Dr. Perez agrees and is excited to see their work push forward.

“Our research is geared toward prostate cancer but I hope it can be transitional, and the technique can be used for other cancers. More work needs to be done before we can say that this technology would be helpful to cancer patients, but we hope that this new approach would someday result in the discovery of novel and clinical translational therapeutics to treat cancer” Dr. Perez said from his lab at the UCF NanoScience Technology Center in Research Park.

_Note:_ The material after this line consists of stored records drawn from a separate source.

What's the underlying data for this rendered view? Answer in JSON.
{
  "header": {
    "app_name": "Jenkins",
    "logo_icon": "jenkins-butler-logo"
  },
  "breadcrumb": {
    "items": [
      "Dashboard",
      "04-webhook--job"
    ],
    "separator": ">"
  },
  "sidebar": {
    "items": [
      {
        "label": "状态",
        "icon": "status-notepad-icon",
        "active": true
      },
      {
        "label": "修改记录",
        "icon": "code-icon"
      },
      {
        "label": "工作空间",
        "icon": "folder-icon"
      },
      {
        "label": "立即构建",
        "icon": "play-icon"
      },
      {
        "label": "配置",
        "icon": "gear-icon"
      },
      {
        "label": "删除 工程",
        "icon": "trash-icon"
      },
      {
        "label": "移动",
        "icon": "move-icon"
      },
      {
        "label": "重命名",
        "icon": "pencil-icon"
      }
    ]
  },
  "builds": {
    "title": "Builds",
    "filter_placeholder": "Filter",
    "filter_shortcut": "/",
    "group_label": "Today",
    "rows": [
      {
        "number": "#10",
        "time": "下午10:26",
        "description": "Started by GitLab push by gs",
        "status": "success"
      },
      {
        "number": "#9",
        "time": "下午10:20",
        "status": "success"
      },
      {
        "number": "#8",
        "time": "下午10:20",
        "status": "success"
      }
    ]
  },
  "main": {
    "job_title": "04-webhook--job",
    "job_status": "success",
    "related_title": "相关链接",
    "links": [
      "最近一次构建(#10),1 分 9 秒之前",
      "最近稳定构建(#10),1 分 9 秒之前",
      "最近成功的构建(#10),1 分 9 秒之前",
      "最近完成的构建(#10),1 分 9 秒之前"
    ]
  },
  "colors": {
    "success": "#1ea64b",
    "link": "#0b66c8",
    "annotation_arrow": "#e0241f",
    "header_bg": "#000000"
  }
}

The two began this collaboration 2 years ago because they saw the need to work together and used their combined expertise in cancer biology and immunology (Dr. Khaled) and chemistry and nanotechnology (Dr. Perez) to make more effective and quicker advances,. And that means potentially saving more lives if the results of this project are successful.

How it works

Dr. Khaled’s peptide causes the detachment and death of certain types of cancer cells by promoting mitochondrial aggregation and cytoskeletal disruption. Dr. Perez’s lab previously developed polymer-based nanoparticles to encase a variety of injectable drugs to protect them as they are delivered to the body. To direct the nanoparticles to the right place, the surface of the nanoparticles are decorated with tumor-targeting compounds that specifically bind to the cancer cells. Once the nanoparticle arrives, it enters the cancer cells, dissolves its protective casing and releases the CT20 peptide. The peptides then render the cytoskeleton or the “bones” of the cancer cell unstable, so cancer cells detach from each other and their surrounding tissues and die.

While cancerous tumors can often be removed surgically or through chemotherapy and radiation, finding and treating cells that have migrated to distant sites in the body is challenging. The new UCF technology offers several advantages – the nanoparticles include an imaging component that allows them to be tracked using the molecular imaging technology routinely used to image tumors. That means scientists and physicians can be sure that the nanoparticle is delivering the CT20 peptide to the right spot. And by targeting individual cancer cells, patients can avoid the devastating effects of chemotherapy that kill cancer and healthy cells alike.

Dr. Khaled joined UCF in 2002 and is an associate professor. She has several degrees including a Ph.D in molecular genetics and immunology from the University of Florida. Before joining UCF she served as a postdoctoral fellow at the National Cancer Institute.

Dr. Perez joined UCF in 2005 and is an associate professor with joint appointments in the Burnett school and NanoScience Technology Center. He has Ph.D in chemistry from Boston University among other degrees. Previously he had a postdoctoral fellowship at the Center for Molecular Imaging Research at MGH-Harvard Medical School in Boston.